On le pensait estomaqué par la décision des Français de le priver d’une majorité absolue. On le retrouve plus sûr de lui, plus dominateur que jamais. Contrairement à ce qui était attendu et prévu par la galaxie des commentateurs, Emmanuel Macron n’a ni posé un genou à terre ni levé le drapeau blanc.
Et pour cause. Sa stratégie semble dire aux Français qu’ils l’ont élu en avril sur un projet politique bien déterminé et que son parti demeure la première force politique et parlementaire du pays. Mais cette situation explique-t-elle à elle seule l’excès de confiance dont le président fait preuve au point de donner cette impression anachronique de fixer un ultimatum de deux jours à l’opposition pour dire ce qu’elle a choisi comme attitude : une coalition durable ou une alliance sur projet.
Autour de cette démarche présidentielle règne une atmosphère surréaliste. L’opposition de gauche et d’extrême-droite fait une entrée tonitruante au parlement, et c’est-elle qui est presque sommée de trouver une issue à ce qui s’apparente déjà à une impasse politique et institutionnelle.
La réponse de l’opposition ne s’est pas faite attendre. Incrédules devant autant d’assurance, ses chefs dénoncent le déni de réalité dans lequel le locataire de l’Élysée semble s’enfermer et promet par la même occasion une impitoyable guérilla parlementaire.
Emmanuel Macron semble miser sur trois facteurs de réussite.
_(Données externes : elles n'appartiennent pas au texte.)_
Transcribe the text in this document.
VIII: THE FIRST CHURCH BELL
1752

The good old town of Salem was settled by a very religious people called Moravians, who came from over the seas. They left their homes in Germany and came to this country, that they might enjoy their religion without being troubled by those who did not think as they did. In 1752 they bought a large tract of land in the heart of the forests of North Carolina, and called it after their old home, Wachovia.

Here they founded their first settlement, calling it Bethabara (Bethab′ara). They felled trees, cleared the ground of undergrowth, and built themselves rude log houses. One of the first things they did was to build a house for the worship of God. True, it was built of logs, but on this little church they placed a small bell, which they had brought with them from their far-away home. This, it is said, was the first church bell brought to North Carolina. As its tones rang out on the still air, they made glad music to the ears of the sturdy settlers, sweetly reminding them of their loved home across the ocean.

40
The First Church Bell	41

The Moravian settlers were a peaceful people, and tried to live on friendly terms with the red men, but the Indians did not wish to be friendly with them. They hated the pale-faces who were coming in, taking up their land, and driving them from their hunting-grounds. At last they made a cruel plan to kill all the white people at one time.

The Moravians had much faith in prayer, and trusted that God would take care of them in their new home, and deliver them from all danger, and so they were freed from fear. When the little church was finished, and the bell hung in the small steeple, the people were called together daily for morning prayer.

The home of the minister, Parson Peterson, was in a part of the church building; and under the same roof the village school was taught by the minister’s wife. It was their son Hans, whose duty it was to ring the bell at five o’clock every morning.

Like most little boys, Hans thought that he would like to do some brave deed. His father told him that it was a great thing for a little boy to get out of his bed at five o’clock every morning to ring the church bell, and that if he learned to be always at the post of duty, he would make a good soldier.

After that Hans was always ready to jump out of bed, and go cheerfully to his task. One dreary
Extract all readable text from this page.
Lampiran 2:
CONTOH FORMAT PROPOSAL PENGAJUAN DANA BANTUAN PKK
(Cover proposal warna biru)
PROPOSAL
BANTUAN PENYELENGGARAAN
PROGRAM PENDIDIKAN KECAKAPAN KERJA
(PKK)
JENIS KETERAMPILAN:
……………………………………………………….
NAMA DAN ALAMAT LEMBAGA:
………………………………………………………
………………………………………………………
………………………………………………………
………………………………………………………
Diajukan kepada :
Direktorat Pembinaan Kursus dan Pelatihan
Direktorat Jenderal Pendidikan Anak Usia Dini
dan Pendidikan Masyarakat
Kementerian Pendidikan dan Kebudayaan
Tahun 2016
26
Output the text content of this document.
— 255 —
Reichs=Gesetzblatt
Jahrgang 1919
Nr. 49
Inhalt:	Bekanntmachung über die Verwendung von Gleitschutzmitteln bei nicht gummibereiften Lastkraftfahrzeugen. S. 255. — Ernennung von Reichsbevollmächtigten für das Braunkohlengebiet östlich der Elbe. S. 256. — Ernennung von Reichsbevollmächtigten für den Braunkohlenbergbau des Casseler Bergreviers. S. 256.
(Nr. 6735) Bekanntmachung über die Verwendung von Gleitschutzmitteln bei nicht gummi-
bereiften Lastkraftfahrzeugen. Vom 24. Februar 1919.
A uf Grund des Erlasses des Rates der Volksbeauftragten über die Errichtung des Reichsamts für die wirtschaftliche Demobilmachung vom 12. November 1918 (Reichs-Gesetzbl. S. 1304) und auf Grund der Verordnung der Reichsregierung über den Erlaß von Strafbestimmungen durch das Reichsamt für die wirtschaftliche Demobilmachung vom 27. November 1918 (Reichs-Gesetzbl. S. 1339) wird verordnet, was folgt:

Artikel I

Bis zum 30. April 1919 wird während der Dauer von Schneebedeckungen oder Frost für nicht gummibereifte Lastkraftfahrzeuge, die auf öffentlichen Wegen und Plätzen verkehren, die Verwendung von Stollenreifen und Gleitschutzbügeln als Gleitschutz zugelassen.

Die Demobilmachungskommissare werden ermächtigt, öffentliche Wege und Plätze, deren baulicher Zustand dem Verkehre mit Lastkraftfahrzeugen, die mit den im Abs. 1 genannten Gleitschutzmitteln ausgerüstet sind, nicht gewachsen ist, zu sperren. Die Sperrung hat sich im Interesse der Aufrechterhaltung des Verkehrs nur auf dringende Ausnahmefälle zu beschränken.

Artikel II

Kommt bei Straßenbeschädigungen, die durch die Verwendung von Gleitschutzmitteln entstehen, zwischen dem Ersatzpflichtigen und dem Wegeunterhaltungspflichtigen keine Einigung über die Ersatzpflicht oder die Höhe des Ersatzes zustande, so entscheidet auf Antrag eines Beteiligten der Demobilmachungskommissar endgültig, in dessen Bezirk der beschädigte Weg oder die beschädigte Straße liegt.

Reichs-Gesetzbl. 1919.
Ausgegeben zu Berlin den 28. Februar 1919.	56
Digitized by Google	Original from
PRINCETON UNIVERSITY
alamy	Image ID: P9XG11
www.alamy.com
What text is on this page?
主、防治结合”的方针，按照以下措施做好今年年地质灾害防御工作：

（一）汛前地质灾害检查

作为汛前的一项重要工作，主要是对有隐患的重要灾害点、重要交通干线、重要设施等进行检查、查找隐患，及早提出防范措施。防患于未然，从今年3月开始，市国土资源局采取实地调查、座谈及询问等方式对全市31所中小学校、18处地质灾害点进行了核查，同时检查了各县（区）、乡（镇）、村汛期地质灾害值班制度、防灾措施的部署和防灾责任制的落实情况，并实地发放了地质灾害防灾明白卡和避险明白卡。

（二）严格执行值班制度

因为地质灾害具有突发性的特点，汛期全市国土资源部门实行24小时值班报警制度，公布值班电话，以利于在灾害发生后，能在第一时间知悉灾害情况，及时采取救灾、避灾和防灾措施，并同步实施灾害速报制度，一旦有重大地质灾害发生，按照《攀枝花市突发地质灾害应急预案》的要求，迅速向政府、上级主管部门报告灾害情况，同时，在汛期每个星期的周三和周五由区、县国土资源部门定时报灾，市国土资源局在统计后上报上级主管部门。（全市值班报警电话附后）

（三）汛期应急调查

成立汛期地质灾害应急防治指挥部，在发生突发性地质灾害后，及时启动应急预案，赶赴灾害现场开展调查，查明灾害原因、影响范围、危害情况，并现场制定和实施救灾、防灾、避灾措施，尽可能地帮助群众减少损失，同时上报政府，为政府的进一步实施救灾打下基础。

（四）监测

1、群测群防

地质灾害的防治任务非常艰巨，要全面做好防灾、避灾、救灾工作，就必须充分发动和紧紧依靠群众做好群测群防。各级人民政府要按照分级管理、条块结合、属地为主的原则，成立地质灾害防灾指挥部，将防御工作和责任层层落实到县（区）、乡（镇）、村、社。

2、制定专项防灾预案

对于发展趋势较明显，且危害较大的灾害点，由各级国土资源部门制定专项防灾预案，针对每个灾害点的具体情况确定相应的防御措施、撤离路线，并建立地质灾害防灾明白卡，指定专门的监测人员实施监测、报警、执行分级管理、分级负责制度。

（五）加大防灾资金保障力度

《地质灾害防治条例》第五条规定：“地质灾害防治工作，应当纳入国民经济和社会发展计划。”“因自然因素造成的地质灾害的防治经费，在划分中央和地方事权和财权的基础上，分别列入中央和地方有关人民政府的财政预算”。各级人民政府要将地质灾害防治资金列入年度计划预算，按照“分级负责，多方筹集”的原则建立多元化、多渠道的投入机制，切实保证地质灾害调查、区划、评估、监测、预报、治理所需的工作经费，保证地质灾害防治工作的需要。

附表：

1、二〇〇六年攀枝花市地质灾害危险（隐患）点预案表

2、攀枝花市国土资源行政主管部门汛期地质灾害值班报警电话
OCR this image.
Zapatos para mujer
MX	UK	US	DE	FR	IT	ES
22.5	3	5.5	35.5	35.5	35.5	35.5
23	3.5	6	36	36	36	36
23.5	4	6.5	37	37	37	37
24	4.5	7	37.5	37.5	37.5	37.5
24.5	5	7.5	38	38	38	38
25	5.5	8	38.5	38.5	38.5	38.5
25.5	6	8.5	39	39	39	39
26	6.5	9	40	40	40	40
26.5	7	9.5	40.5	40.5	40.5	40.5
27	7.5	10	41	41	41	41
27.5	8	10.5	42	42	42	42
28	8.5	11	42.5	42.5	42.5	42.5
Le premier est sa capacité, pour cause de cousinage politique, à séduire une grande partie des Républicains même si leurs chefs refusent pour le moment la main tendue et s’enferrent dans leur statut d’opposants. En second lieu, Macron est convaincu aussi qu’une partie de la nouvelle alliance de gauche, notamment dans sa version socialiste et communiste, ne restera pas insensible à ses arguments de séduction.
Le troisième levier qui peut pousser une partie de l’opposition à mettre de l’eau dans son vin est l’épée de Damoclès de la dissolution auquel le président peut faire appel à n’importe quel moment. Il n’est pas dans l’intérêt immédiat ni de l’extrême droite ni de la gauche de revenir sitôt devant les électeurs. Mais la dissolution est à la fois une arme à double tranchant et un gigantesque coup de poker pour Macron. Ou il ramasse la mise et récupère sa majorité absolue ou il perd tout et entame le tortueux chemin de la cohabitation.
Dans cette atmosphère politique incertaine, il y a le sort de la Première ministre Elisabeth Borne. L’opposition avait déjà demandé son sacrifice comme un signal que Macron avait compris le message des urnes législatives. François Bayrou, patron du Modem , un soutien proche de Macron, a tiré à boulet rouge sur Elisabeth Borne , lui reprochant de ne pas avoir le profil politique qu’exige les circonstances du moment, invitant presque ouvertement Macron à la remplacer.
Devant tant d’insistance pour dégager la première ministre, Emmanuel Macron a refusé sa démission. Pour certains c’était déjà là preuve irréfutable qu’elle était en sursis et peut être remplacée à n’importe quel moment. Si le président Macron tenait réellement à Elisabeth Borne, il aurait accepté sa démission et l’aurait renommé dans la foulée pour un bail plus long et plus certain.
Sans doute, Emmanuel Macron est-il convaincu que sa cheffe de gouvernement, de par son profil technocratique, de par son manque de charisme politique, n’est pas la personnalité idéale pour gérer les affaires de la France en temps de tempêtes et d’incertitudes. L’équipe d’Élisabeth Borne tente en ce moment de vendre une autre image de la Première ministre , un femme aguerrie avec une expérience des compromis politiques et parlementaires. Il est difficile de dire si cette opération de remodelage de réputation a atteint ses objectifs.
C’est une nouvelle séquence que s’apprête à vivre Emmanuel Macron. Sa réussie dépend largement de sa capacité à se muer d’une présidence Jupitérienne à une présidence de compromis permanents. D’une posture de pouvoir verticale où le président impose à une agora d’alliances renouvelées avec souvent des larmes et de douloureuses concessions. Mais ce qui est certain c’est que la France entre ainsi dans une zone de turbulences et d’incertitudes à un point tel que la visibilité de l’avenir politique devient un pari presque impossible à atteindre.